Week Six: Politics are a Determinant of Health
- Padraig Taaffe
- Jul 2, 2019
- 2 min read
The recent change of government in Ontario, and the sweeping changes that are already being made to the provincial healthcare system, are a clear indicator that the political environment is a major determinant of health. I think that this is mostly due to the change in healthcare related policies that a different political philosophy will implement, but there are assuredly wider systemic affects in other policy areas that will also impact population and personal health. It is likely that a government that cuts back directly on publicly-funded healthcare will also cut back on other social services, and vice versa. Although we have not discussed the politics of health all that much, as it turns out there is a substantial body of academic work on the subject. A recent review concluded that “The evidence was favourable about a positive association of population health with increased welfare state generosity, left-of-centre democratic political tradition and democracy, supported by over three-quarters of eligible studies.” Barnish et al (2018).

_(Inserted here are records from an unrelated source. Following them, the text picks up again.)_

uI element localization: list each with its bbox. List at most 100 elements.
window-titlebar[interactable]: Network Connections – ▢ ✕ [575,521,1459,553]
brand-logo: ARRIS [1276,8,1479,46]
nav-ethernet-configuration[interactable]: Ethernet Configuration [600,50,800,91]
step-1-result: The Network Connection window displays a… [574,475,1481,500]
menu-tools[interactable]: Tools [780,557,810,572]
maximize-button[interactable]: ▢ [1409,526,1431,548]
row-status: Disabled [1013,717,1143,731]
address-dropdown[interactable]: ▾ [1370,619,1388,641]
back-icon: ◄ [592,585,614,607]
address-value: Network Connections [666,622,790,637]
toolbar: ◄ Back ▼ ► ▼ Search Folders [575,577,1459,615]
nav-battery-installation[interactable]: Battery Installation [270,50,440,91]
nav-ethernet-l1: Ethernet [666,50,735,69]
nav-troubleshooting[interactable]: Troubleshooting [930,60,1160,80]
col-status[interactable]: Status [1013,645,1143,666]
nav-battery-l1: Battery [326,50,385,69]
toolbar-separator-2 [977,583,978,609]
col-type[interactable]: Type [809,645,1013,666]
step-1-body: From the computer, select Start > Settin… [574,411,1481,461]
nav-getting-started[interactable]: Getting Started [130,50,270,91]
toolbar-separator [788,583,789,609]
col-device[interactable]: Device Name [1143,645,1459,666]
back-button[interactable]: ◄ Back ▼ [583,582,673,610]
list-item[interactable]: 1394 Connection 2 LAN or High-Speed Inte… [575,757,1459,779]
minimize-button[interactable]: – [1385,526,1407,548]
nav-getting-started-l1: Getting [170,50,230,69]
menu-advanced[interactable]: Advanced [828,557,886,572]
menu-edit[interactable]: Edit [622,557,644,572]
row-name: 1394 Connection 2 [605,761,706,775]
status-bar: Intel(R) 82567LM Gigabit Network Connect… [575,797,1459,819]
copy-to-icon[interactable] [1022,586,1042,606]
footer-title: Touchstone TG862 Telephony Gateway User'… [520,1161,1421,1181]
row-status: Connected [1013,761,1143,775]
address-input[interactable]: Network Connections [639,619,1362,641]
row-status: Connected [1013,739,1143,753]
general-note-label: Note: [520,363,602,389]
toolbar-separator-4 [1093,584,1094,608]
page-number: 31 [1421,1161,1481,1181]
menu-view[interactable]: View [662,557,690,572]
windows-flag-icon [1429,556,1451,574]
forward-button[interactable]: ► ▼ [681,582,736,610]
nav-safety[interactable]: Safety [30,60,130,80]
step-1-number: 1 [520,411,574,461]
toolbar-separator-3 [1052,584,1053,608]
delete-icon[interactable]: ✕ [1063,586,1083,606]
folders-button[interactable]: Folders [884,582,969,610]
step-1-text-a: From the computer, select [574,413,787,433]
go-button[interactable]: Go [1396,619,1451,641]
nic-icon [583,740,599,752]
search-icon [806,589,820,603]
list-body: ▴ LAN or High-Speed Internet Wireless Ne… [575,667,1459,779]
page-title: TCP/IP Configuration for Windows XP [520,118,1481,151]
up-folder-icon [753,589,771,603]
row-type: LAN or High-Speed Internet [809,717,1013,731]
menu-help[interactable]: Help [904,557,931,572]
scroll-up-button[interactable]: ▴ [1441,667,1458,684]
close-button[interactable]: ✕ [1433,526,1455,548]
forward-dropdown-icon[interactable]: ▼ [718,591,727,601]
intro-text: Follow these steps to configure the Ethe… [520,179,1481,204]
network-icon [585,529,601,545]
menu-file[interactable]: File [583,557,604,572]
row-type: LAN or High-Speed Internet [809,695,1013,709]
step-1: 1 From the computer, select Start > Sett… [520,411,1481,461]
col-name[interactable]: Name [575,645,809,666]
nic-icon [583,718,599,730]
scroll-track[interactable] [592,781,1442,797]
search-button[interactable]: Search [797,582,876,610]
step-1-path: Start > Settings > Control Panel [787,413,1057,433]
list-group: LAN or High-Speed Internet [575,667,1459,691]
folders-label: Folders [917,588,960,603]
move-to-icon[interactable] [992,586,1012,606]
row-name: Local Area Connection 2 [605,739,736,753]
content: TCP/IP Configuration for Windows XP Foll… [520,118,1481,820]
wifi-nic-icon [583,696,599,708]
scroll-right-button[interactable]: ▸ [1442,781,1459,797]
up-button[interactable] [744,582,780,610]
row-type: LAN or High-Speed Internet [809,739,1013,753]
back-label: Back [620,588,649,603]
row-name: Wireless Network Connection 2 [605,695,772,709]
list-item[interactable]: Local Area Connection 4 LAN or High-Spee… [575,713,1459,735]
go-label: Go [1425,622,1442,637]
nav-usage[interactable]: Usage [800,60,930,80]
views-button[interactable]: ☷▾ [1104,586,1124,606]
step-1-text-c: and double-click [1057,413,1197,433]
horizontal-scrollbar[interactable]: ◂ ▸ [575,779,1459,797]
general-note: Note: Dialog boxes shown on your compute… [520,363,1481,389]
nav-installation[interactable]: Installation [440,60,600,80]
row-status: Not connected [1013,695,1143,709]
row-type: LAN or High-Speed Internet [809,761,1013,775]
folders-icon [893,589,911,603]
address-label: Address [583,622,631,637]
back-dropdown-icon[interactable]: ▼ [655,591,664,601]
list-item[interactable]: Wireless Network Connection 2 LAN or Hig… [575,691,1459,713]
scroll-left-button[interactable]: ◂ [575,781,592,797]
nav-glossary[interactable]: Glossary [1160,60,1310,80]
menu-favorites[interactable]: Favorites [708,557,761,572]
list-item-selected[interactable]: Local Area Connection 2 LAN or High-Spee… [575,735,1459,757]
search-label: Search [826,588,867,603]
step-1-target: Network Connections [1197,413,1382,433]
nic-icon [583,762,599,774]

However, once I get past the first rush of confirmation bias, I have to caution myself that society is complex to begin with, and that the multiple determinants of health are interconnected in a complex network that makes a simple, linear understanding of cause-and-effect unlikely. I’d like to borrow a slide from a presentation that Dr. Oliver Mack made for Athabasca’s MBA program –

The only point that I’m trying to make is that even if there is evidence of a strong correlation between a certain political philosophy and desirable health outcomes, we should not rush to conclude that left-wing politics causes good health. Healthcare is a complex and uncertain environment, and I think that it is likely that there is more than one path to the same outcome. This is something that I was trying to get at earlier: even though (up ‘til now) Alberta and Ontario have had different approaches to provincial healthcare, according to CIHI data their overall health outcomes are not hugely different. Could it be that there is more than one right answer to healthcare politics?
Barnish, M., Tørnes, M., & Nelson-Horne, B. (2018). How much evidence is there that political factors are related to population health outcomes? An internationally comparative systematic review. BMJ open, 8(10), e020886.
Hunter, D. J. (2015). Role of politics in understanding complex, messy health systems: an essay by David J Hunter. Bmj, 350, h1214.
Kickbusch, I. (2015). The political determinants of health-10 years on. BMJ: British Medical Journal (Online), 350.
Martyn, C. (2004). Politics as a determinant of health. Bmj, 329(7480), 1423-1424.
Mack, O. (2019a). Dealing with Complexity (lecture). Athabasca University RSCM-689 In-residence week, Toronto. Presented March 13, 2019.
Mackenbach, J. P. (2014) Political determinants of health. European Journal of Public Health, 24(1), 2.
Navarro, V., Muntaner, C., Borrell, C., Benach, J., Quiroga, Á., Rodríguez-Sanz, M., ... & Pasarín, M. I. (2006). Politics and health outcomes. The Lancet, 368(9540), 1033-1037.